The brief submitted by Justin Marceau (Professor Of Constitutional and Criminal Law at University Of Denver Sturm College Of Law) and Samuel R. Wiseman (Professor of Constitutional and Criminal Law at Florida State University College Of Law) also exhorts the Court to allow Tommy and Kiko to use habeas corpus to challenge the legality of their detention in part because, as they write, “throughout this nation’s history, habeas corpus has had a symbolic and practical role in bringing about an end to social practices that are outdated or unjust” and “applying habeas corpus to non-human animals like Tommy and Kiko, is consistent with the Writ’s historical uses.” This is the second such brief Marceau and Wiseman have submitted in support of the NhRP.

In its brief, CCR—which successfully argued before the U.S. Supreme Court that the detainees at the U.S. Naval Base in Guantánamo Bay, Cuba have the right to habeas corpus —likewise emphasizes the importance of the writ, used for centuries to ensure that individuals aren’t illegally and unjustly confined:

Just as the courts scrutinized the President’s claimed authority to create a prison outside the law where human beings could be detained and abused without the scrutiny of the judicial branch … the New York Court of Appeals should take this opportunity to carefully scrutinize the Respondent’s legal authority to detain a non-human individual under the many relevant lines of legal precedent and scientific evidence recognizing a Chimpanzee’s capacity for autonomy and self-determination before summarily denying habeas personhood to Tommy and Kiko.

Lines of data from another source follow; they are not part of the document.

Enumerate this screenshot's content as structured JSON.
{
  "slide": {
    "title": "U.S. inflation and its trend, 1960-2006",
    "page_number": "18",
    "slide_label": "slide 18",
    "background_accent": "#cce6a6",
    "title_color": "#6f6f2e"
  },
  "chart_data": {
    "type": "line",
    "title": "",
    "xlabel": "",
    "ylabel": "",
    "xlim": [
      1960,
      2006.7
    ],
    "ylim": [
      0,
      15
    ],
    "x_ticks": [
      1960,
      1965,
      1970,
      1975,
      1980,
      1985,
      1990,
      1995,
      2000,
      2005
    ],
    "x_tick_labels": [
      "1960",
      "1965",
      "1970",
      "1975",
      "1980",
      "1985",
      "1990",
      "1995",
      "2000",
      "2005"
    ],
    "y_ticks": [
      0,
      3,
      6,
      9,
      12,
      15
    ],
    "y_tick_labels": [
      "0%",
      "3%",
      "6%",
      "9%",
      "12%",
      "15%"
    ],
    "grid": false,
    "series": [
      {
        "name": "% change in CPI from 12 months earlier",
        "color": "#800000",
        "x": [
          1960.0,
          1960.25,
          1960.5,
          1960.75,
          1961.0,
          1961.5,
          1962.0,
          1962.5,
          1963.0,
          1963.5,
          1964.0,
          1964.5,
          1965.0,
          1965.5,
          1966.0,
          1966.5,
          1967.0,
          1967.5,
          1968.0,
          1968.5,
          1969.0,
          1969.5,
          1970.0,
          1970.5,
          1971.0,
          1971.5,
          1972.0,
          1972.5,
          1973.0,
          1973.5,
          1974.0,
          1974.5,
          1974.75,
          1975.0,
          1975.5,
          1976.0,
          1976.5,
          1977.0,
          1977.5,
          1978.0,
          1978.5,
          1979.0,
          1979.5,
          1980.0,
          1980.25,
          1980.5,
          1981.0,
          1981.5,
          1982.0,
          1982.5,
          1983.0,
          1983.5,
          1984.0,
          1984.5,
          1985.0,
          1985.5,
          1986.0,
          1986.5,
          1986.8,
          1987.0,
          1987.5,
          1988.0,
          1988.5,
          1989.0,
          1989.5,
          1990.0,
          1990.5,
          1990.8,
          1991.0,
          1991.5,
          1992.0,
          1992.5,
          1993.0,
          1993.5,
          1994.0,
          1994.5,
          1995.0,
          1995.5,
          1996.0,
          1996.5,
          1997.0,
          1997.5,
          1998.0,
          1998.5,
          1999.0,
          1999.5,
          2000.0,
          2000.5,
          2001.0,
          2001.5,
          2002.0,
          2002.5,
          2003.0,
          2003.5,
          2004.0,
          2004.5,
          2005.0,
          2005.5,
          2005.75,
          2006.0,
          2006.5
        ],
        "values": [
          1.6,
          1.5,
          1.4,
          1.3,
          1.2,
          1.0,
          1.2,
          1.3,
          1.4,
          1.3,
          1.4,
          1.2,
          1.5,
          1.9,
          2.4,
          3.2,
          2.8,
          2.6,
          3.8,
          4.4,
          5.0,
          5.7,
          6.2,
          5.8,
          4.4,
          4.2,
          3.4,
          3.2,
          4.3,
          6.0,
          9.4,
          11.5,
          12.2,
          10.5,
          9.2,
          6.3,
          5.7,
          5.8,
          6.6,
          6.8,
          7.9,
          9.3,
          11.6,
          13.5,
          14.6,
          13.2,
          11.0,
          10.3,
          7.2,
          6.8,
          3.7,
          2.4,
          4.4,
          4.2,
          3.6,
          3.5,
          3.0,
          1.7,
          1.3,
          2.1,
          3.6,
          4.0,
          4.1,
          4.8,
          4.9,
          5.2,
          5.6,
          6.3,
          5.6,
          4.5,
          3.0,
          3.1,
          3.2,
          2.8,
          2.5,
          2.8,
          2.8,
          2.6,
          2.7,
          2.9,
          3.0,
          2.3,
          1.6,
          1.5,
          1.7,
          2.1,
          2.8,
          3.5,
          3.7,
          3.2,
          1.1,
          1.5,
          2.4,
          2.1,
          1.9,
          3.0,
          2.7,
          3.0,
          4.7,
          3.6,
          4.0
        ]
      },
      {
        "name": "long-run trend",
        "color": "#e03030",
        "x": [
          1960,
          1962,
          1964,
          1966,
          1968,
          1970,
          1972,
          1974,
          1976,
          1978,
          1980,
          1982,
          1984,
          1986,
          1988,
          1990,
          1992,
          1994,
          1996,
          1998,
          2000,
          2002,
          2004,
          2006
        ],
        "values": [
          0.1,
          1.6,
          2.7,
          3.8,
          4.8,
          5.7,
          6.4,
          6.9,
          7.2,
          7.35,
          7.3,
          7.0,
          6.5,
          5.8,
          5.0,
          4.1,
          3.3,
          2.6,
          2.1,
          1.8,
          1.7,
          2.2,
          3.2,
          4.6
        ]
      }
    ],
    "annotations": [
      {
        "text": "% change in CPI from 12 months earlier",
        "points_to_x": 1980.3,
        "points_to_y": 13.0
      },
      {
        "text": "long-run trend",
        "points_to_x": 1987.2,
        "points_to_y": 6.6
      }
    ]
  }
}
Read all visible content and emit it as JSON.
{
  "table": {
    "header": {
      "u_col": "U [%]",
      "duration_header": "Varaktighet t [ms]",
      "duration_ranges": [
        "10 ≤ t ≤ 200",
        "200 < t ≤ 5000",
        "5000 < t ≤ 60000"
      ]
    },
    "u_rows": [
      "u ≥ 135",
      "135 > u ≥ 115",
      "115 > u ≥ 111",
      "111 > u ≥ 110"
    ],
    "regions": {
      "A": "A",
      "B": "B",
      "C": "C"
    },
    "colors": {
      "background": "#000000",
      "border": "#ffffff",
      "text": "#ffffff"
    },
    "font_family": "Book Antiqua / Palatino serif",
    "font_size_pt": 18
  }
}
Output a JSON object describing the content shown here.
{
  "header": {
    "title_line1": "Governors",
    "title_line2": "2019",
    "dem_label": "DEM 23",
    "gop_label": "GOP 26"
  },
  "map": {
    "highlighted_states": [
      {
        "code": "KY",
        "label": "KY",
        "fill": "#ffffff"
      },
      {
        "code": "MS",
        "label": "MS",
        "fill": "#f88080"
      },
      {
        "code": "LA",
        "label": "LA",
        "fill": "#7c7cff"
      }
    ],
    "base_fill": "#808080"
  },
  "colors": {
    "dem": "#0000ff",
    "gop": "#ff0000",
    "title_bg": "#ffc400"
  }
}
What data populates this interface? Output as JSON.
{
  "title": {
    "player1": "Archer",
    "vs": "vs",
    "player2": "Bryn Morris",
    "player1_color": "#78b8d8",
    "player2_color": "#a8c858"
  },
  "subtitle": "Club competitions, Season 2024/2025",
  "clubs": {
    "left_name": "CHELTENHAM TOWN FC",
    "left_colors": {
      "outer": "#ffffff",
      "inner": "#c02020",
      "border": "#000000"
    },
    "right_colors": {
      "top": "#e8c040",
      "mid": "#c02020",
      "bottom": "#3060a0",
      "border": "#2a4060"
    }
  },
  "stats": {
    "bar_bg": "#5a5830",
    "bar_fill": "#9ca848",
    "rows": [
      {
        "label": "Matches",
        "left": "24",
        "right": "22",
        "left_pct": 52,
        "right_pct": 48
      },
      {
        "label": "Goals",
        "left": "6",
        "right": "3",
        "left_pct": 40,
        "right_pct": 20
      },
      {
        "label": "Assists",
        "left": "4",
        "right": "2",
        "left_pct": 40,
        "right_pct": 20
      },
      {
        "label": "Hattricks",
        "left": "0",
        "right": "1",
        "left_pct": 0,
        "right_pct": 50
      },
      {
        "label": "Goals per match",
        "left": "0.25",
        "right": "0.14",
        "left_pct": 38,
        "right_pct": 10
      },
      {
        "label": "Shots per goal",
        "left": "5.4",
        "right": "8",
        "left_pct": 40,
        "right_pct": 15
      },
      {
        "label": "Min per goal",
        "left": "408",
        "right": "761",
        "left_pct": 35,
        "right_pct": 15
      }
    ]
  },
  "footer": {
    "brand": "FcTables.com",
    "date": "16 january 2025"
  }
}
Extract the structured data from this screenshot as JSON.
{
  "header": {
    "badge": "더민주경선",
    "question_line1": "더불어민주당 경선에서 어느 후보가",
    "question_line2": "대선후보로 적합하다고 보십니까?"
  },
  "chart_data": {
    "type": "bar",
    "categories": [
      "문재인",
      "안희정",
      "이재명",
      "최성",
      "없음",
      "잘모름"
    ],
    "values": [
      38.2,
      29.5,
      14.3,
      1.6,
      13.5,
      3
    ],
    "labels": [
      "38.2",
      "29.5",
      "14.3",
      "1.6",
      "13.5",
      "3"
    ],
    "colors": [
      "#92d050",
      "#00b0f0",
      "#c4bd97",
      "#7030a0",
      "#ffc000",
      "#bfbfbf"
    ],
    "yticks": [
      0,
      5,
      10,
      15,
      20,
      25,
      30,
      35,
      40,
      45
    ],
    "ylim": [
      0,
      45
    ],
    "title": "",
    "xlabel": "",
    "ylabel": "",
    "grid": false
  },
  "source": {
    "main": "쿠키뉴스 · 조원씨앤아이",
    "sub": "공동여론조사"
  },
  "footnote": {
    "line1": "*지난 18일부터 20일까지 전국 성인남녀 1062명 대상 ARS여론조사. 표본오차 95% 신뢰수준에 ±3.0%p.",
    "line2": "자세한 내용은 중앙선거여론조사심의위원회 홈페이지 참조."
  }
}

This is the second such brief CCR has submitted in support of the NhRP.

The NhRP filed common law habeas petitions on behalf of Tommy and Kiko with the New York Supreme Court, New York County in December of 2015 and January of 2016, respectively, seeking recognition of their clients’ legal personhood and fundamental right to bodily liberty and their immediate transfer to Save the Chimps sanctuary.

After the Supreme Court denied the petitions, the NhRP appealed to the Appellate Division, First Judicial Department, which heard oral argument in March of 2017. Three months later, the First Department denied the petition in a ruling whose numerous legal errors the NhRP detailed in the Memorandum of Law that accompanied the NhRP’s motion asking the First Department for permission to take the case to the Court of Appeals. The First Department denied this motion, and so the NhRP is appealing directly to the Court of Appeals.

No action on the briefs is expected until and unless the Court of Appeals grants the NhRP’s motion for permission to appeal.

Click here for Tommy’s court case timeline and here for Kiko’s court case timeline, including detailed histories of the NhRP’s first and second round of habeas petitions on behalf of the two chimpanzees.  

CASE NO. Tommy: Index. No. 162358/15 (New York County)/Kiko: Index. No. 150149/16 (New York County)

CASE NAMES:  THE NONHUMAN RIGHTS PROJECT, INC., on behalf of TOMMY, Petitioner-Appellant, -against- PATRICK C. LAVERY, individually and as an officer of Circle L Trailer Sales, Inc., DIANE L. LAVERY, and CIRCLE L TRAILER SALES, INC., Respondents-Respondents.

THE NONHUMAN RIGHTS PROJECT, INC., on behalf of KIKO, Petitioner-Appellant, -against- CARMEN PRESTI, individually and as an officer and director of The Primate Sanctuary, Inc., CHRISTIE E. PRESTI, individually and as an officer and director of The Primate Sanctuary, Inc., and THE PRIMATE SANCTUARY, INC., Respondents-Respondents.